Figure 1: Artist’s impression of HD
209458b - a hot-Jupiter. Credit: NASA, ESA, and G. Bacon (STScI)
Hot-Jupiters are a class of extrasolar
planets that have similar characteristics to Jupiter but unlike Jupiter, they orbit
very close to their parent stars. As a result, hot-Jupiters exhibit high
atmospheric temperatures ranging from hundreds to thousands of Kelvin.
Additionally, hot-Jupiters are expected to be tidally-locked with respect to
their parent stars and this means that a hot-Jupiter always presents the same
hemisphere towards its parent star, resulting in a permanent dayside and
nightside hemisphere. This establishes a large temperature contrast between the
dayside and nightside. Condensable species such as titanium oxide (TiO) and silicates
that are stable in the gas phase on the dayside may condense into particles on
the much cooler nightside and gravitationally settle there. In the absence of
vertical mixing in the atmosphere, condensation on the nightside can deplete
the atmosphere of these condensable species. In this regard, the nightside can
serve as a cold trap by depleting the atmosphere of these condensable species.
Observations of some transiting
hot-Jupiters have revealed the presence of stratospheres on the daysides of
these planets. A stratosphere is a layer in a planet’s atmosphere where the temperature
increases as altitude increases (thermal inversion). In the atmosphere of a
hot-Jupiter, a stratosphere is thought to result from the absorption of
starlight by strong visible/ultraviolet absorbers and gaseous TiO is a good
candidate for such an absorber. The presence of the nightside cold trap on a
hot-Jupiter brings up the question of whether such a cold trap is effective
enough to deplete the atmosphere of TiO and prevent the formation of a
stratosphere. This is investigated by using 3D global circulation models of HD
209458b - one of the best studied hot-Jupiter which is also though to have a
stratosphere and a large day-night temperature contrast.
Figure 2: Temperature and horizontal
winds (arrows) in the global circulation model of the hot-Jupiter HD 209458b. The
top three panels show the temperature and flow at three different pressures
(0.1 millibar, 1 millibar and 10 millibar).
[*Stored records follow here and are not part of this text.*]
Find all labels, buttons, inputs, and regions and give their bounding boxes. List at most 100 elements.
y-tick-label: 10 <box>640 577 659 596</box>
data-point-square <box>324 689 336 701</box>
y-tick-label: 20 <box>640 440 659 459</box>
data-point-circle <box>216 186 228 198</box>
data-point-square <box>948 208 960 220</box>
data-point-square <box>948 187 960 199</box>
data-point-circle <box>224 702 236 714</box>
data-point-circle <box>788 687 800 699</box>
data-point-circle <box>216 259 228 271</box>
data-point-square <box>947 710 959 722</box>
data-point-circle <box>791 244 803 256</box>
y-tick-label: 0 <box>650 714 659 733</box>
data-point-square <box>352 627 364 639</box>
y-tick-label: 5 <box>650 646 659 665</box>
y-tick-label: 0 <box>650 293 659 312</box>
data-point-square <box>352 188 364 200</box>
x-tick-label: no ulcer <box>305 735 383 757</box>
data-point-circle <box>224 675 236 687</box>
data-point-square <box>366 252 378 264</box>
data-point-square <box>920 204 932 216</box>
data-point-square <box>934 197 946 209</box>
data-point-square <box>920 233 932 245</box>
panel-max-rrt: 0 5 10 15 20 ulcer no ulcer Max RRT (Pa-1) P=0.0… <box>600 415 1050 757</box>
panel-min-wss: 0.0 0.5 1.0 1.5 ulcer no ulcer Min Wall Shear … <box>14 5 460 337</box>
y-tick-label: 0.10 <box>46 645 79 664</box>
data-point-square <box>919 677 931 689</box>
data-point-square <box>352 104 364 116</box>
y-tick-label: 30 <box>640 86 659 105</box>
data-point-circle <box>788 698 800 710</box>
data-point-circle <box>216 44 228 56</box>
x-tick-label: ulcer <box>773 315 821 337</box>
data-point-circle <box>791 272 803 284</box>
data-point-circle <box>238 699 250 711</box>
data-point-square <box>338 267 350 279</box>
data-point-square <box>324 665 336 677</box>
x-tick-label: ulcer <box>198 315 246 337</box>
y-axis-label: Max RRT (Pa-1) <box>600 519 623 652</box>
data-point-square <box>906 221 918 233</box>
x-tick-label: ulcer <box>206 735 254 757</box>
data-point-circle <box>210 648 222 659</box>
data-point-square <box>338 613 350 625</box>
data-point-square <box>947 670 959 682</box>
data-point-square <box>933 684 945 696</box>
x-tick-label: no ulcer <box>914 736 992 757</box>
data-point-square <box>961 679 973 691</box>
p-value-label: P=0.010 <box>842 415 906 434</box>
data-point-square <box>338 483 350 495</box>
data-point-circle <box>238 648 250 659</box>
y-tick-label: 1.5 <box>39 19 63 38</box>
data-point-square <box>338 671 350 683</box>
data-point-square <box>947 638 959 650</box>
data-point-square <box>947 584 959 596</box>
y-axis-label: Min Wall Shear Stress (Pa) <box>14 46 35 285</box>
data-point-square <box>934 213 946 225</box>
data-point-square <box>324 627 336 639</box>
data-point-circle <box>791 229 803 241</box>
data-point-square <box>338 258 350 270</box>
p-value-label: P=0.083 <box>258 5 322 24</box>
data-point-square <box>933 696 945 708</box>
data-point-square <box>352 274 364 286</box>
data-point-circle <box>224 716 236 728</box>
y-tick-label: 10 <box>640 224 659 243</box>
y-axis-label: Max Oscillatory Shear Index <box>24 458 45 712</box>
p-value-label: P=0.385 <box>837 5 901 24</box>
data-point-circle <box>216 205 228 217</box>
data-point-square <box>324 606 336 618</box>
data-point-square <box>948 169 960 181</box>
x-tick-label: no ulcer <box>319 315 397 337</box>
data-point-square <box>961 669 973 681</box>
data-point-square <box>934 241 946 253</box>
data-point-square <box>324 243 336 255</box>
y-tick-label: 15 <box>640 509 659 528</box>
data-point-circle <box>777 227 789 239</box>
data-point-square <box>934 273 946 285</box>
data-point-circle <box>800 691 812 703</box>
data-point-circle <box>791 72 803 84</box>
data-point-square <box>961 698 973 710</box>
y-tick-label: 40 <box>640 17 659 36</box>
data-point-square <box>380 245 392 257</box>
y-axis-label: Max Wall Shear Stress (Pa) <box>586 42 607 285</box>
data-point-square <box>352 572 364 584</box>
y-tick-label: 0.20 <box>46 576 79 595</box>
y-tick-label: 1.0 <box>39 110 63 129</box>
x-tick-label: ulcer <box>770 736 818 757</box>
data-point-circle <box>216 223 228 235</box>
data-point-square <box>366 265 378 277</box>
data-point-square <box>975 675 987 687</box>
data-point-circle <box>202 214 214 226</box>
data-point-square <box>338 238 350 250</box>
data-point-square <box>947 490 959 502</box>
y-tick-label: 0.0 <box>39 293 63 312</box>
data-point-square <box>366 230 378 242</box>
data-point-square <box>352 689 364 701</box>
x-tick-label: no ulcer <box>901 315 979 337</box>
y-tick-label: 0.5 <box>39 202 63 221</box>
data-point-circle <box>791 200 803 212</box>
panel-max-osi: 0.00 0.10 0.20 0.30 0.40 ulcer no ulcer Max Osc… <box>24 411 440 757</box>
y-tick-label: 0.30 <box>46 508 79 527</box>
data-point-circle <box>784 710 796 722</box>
The substellar point is located at
longitude 0 degrees and latitude 0 degrees while the dayside is between the
longitudes of -90 degrees and +90 degrees.
Based on the global circulation models
of HD 209458b, a stratosphere is clearly visible on the dayside of the planet
at altitudes above the 10 millibar level due to strong absorption by TiO in the
atmosphere. Furthermore, at altitudes above the 10 millibar level, temperatures
reach 2200 Kelvin around the substellar point on the planet and the day-night
temperature contrast is as large as 1600 Kelvin. The large temperature contrast
is due to the short radiative timescales at low atmospheric pressures. Centred
along the equator of HD 209458b is a strong eastward superrotating jet. A pair
of convergence/divergence shock-like features can be seen along the
superrotating jet. The convergence/divergence feature located about 40 degrees
west of the substellar point creates a region of strong upward flow while the convergence/divergence
feature located about 150 degrees east of the substellar point creates a region
of strong downward flow.
As shown from the global circulation
models of HD 209458b, large scale circulation in the atmosphere naturally
creates vertical flows that are strong enough to keep a condensable species
such as TiO aloft if it condenses into particles no larger than a few microns
on the planet’s nightside. If TiO is able to condense into particles larger
than a few microns, then the nightside cold trap will be efficient enough to
deplete TiO from the atmosphere. However, if TiO is unable to condense into
particles larger than a few microns, there will be sufficient TiO on the
planet’s dayside for a TiO-induced stratosphere to be present. Due to the relatively
small abundance of TiO in the atmosphere, condensing TiO into particles larger
than a few microns is difficult. However, if TiO can be efficiently
incorporated into other more abundant condensable species such as silicates,
then it can condense into larger particles. In such a scenario, the nightside
cold trap can be effective enough to prevent the formation of a TiO-induced
stratosphere on the planet’s dayside.
Reference: Vivien Parmentier, Adam P.
Showman and Yuan Lian (2013), “3D mixing in hot Jupiter atmospheres I:
application to the day/night cold trap in HD 209458b”, arXiv:1301.4522
[astro-ph.EP]